Zweiter Versuch: Wir gehen zu einer Bushaltestelle. Erich Thurner pappt den Aufkleber mit Sensor auf den Fahrplan und hält das Handy daran.
"Benachrichtigung: Bushaltestelle der Linie 347 zum Ostbahnhof. Der nächste Bus kommt planmäßig in sieben Minuten. MindTags just a Touch."
Genau darum geht es Erich Thurner: um Autonomie. Dass blinde Menschen teilhaben am gesellschaftlichen Leben, dass sie rausgehen, arbeiten, Kultur nutzen. Aber genau das wird ihnen oft verwehrt – selbst beim Museumsbesuch müssen sie sich anhören:
"Was wollen Blinde denn überhaupt in einem Museum? Die sollen doch besser zu Hause sich das in Ruhe anhören, dann ist das Unfallrisiko niedriger, Wikipedia sei viel aussagekräftiger, bei uns gibt es nichts anzufassen."

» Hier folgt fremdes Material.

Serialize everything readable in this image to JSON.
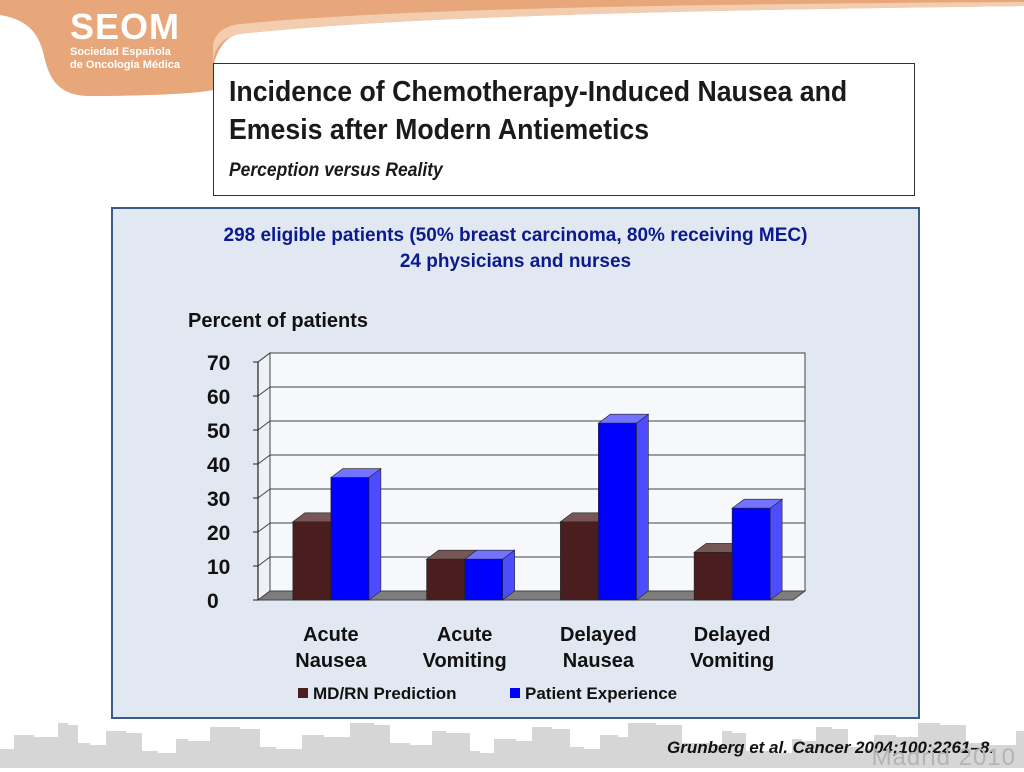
{
  "logo": {
    "name": "SEOM",
    "line1": "Sociedad Española",
    "line2": "de Oncología Médica"
  },
  "title": {
    "line1": "Incidence of Chemotherapy-Induced Nausea and",
    "line2": "Emesis after Modern Antiemetics",
    "subtitle": "Perception versus Reality"
  },
  "info": {
    "line1": "298 eligible patients (50% breast carcinoma, 80% receiving MEC)",
    "line2": "24 physicians and nurses"
  },
  "citation": "Grunberg et al. Cancer 2004;100:2261–8.",
  "watermark": "Madrid 2010",
  "colors": {
    "logo_orange": "#e8a77a",
    "panel_bg": "#e2e8f2",
    "panel_border": "#3c5a86",
    "info_text": "#0b1a8c",
    "series_prediction": "#4a1e1e",
    "series_experience": "#0000ff"
  },
  "chart_data": {
    "type": "bar",
    "title": "",
    "ylabel": "Percent of patients",
    "xlabel": "",
    "ylim": [
      0,
      70
    ],
    "yticks": [
      0,
      10,
      20,
      30,
      40,
      50,
      60,
      70
    ],
    "grid": true,
    "legend_position": "bottom",
    "categories": [
      [
        "Acute",
        "Nausea"
      ],
      [
        "Acute",
        "Vomiting"
      ],
      [
        "Delayed",
        "Nausea"
      ],
      [
        "Delayed",
        "Vomiting"
      ]
    ],
    "series": [
      {
        "name": "MD/RN Prediction",
        "values": [
          23,
          12,
          23,
          14
        ]
      },
      {
        "name": "Patient Experience",
        "values": [
          36,
          12,
          52,
          27
        ]
      }
    ]
  }
}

Das war ihm Ansporn: Im April wird das Museum für islamische Kunst im Pergamonmuseum MindTags einsetzen.
Wieder zurück im Büro. Bisher haben wir die Informationen nur abgerufen. Jetzt will Erich Thurner zeigen, wie man den Transponder auch aktiv nutzen kann, als Sprachbox. Silja Korn nimmt das Handy und klickt sich durchs Menü, bis ein Rekorder erscheint.
Schaltfläche Audio aufnehmen: "Ja, du kannst jetzt sprechen."

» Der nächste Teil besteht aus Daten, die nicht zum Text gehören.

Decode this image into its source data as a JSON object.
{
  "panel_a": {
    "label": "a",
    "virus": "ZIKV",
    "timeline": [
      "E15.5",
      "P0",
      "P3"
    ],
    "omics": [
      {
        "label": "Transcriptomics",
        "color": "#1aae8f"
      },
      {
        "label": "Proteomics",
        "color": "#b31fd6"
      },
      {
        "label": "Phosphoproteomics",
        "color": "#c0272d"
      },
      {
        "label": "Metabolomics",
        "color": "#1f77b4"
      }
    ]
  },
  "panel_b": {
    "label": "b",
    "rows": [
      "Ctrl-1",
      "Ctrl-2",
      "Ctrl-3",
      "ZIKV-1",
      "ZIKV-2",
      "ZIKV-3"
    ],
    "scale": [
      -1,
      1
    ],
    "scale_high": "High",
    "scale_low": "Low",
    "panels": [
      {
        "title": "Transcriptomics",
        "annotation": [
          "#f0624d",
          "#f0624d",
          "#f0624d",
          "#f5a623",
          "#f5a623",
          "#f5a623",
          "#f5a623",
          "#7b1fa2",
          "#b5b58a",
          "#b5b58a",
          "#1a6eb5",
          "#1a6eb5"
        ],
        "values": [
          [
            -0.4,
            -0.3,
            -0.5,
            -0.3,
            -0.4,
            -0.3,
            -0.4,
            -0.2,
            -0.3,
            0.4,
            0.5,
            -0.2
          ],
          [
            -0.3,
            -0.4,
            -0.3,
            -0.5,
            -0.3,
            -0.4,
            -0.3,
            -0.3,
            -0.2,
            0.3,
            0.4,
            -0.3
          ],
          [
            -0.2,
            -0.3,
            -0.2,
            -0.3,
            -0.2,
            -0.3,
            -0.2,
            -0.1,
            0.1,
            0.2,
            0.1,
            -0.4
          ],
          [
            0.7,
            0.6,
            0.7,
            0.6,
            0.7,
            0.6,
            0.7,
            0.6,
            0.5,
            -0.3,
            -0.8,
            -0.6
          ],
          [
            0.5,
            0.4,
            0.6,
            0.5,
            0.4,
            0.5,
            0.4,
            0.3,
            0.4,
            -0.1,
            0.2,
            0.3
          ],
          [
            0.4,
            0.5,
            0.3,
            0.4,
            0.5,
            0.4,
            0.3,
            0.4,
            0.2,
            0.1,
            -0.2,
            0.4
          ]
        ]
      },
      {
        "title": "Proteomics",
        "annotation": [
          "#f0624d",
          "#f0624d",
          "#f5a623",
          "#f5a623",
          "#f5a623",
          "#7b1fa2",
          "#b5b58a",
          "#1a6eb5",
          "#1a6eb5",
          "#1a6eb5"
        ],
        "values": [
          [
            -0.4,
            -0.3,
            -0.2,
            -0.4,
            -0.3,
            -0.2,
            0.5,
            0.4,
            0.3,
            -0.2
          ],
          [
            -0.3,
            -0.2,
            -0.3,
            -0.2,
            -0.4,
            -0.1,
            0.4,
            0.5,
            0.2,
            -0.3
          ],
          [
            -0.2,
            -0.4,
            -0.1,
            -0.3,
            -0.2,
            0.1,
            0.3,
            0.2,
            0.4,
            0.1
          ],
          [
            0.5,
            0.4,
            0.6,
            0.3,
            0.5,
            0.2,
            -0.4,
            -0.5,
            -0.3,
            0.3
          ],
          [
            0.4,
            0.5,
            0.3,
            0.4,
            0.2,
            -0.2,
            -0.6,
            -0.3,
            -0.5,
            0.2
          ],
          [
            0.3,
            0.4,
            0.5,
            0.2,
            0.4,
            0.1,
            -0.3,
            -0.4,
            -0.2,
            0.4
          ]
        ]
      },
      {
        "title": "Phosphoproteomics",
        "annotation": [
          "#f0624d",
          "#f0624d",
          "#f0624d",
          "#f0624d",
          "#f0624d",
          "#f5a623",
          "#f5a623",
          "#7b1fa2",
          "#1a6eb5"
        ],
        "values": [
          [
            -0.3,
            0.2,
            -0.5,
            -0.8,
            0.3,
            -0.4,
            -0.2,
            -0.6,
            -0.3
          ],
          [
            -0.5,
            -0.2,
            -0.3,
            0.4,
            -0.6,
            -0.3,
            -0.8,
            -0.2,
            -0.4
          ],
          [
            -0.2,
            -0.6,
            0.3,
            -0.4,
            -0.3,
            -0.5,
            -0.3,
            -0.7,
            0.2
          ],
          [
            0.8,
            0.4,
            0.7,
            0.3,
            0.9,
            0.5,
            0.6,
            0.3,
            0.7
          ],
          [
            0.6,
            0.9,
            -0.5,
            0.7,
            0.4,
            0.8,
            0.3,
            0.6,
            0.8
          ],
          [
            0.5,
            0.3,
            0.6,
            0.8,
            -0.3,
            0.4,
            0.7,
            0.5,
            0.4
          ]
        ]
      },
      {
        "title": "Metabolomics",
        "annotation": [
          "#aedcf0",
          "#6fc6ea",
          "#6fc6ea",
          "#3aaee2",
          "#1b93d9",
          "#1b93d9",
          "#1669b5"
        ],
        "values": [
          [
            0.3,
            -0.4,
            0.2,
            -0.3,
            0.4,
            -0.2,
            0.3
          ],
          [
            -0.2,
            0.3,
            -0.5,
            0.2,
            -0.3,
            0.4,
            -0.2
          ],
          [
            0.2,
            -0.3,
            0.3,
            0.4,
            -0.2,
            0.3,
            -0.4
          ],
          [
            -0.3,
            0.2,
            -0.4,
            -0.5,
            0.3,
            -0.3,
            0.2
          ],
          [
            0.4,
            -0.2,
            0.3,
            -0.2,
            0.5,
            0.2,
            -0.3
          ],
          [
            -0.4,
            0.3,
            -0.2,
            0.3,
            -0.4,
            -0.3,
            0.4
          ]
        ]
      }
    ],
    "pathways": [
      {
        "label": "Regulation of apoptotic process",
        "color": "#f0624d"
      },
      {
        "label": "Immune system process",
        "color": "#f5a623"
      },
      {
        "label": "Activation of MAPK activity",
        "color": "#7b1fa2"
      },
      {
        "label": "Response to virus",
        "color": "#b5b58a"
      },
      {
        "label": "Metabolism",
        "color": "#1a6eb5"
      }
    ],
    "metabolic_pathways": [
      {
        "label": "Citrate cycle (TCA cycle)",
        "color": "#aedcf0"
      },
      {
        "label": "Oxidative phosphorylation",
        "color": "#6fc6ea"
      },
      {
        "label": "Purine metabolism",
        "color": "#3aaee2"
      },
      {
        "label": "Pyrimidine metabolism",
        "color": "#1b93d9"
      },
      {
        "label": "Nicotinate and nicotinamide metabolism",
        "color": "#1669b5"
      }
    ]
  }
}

"Guido, ich gehe gleich zur Arbeit und habe schon fast alles erledigt, aber bist du bitte so nett, noch einzukaufen, wir brauchen noch Milch, Butter und Marmelade."
Silja hält das Handy an den NFC-Tag und auf dem Tag wird ein Internet-Link hinterlegt. Damit kann man die Sprachnachricht auch von unterwegs aktualisieren. Das ist das "One Touch“ Prinzip, sagt Erich Thurner nicht ohne Stolz. Zweieinhalb Jahre lang tüftelte der Familienvater an seiner Erfindung, zusammen mit seinem Team aus Programmierern und einem Designer, unterstützt von der Hochschule für Technik und Wirtschaft Berlin. Drei Preise hat Erich Thurner für MindTags bekommen. Auch unsere drei Testpersonen sind begeistert, Guido Korn als Sehender denkt dabei eher an die touristische Nutzung.
"Ich finde es genial. Wenn ich der Sprache nicht mächtig bin, halte ich das Ding da ran und es wird mir vorgelesen. Ich finde es einfach genial."
"Ich finde es gerade an Haltestellen extrem praktisch und allgemein zur Orientierung in der Stadt würde es mir auf jeden Fall helfen. Es kann den Alltag und das Leben auf jeden Fall erleichtern."